On-line version ISSN 1870-9044

Polibits  n.47 México Jan./Jul. 2013

 

Recommending Machine Translation Output to Translators by Estimating Translation Effort: A Case Study

 

Prashant Mathur1, Nick Ruiz1, and Marcello Federico2

 

1 University of Trento and FBK, Italy.

2 FBK, Italy.

 

Manuscript received on December 7, 2012.
Accepted for publication on January 11, 2013.

 

Abstract

In this paper we use the statistics provided by a field experiment to explore the utility of supplying machine translation suggestions in a computer-assisted translation (CAT) environment. Regression models are trained for each user in order to estimate the time to edit (TTE) for the current translation segment. We use a combination of features from the current segment and aggregated features from formerly translated segments selected with content-based filtering approaches commonly used in recommendation systems. We present and evaluate decision function heuristics to determine if machine translation output will be useful for the translator in the given segment.

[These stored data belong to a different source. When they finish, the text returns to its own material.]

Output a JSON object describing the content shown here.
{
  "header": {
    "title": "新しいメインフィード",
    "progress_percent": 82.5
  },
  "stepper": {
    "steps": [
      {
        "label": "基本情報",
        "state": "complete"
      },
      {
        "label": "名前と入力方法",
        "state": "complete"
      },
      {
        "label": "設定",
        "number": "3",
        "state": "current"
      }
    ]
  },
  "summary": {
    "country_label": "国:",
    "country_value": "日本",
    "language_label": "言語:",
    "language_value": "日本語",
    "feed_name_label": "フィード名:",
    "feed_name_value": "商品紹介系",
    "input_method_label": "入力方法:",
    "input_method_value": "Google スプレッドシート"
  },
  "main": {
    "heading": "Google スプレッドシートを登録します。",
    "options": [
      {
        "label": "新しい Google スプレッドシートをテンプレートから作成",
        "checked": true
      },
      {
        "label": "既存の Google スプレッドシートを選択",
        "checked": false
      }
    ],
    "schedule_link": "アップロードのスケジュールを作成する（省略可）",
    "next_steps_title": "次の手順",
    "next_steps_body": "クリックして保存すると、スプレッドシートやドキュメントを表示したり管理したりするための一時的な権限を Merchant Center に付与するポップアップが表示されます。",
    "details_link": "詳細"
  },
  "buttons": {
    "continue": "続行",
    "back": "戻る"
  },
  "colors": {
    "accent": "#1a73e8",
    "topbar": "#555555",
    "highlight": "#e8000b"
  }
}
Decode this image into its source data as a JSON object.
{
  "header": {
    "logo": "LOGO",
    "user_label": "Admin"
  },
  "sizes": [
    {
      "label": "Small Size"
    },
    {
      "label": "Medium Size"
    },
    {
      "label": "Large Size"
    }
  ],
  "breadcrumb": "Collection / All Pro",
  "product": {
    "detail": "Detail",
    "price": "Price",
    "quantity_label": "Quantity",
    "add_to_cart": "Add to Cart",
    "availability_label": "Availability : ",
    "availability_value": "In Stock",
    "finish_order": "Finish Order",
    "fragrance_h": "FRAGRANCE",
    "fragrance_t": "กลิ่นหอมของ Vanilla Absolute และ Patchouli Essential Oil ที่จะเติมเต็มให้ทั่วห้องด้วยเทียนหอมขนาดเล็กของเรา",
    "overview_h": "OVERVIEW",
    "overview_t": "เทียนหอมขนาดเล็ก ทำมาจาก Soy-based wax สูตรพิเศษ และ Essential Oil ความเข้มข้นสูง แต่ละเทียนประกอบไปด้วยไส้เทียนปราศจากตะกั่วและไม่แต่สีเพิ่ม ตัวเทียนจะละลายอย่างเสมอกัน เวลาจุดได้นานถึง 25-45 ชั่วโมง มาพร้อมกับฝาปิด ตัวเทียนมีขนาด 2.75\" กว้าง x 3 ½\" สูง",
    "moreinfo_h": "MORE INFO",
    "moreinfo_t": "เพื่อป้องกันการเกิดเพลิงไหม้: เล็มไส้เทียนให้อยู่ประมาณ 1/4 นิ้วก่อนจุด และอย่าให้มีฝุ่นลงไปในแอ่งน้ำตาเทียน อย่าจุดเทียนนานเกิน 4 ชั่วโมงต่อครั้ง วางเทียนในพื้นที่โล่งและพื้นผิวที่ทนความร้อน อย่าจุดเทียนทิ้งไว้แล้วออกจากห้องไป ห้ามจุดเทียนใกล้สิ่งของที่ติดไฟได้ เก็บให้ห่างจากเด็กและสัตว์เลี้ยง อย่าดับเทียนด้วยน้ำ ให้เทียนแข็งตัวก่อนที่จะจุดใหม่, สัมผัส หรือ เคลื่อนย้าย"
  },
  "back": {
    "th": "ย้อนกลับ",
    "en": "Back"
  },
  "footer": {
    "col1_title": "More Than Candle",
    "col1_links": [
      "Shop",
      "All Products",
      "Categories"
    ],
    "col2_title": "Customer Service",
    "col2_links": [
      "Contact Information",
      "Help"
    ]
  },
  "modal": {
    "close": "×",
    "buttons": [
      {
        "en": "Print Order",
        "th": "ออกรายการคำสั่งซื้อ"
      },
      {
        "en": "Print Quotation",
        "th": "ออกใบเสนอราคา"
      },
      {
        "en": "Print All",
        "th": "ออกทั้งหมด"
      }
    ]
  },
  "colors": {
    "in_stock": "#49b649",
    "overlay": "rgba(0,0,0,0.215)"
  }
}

We find that our regression models do a reasonable job for some users in predicting TTE given only a small number of training examples; although noise in the actual TTE for seemingly similar segments yields large error margins. We propose to include the estimation of TTE in CAT recommendation systems as a well-correlated metric for translation quality.

Key words: Machine translation, computer-assisted translation, quality estimation, recommender systems.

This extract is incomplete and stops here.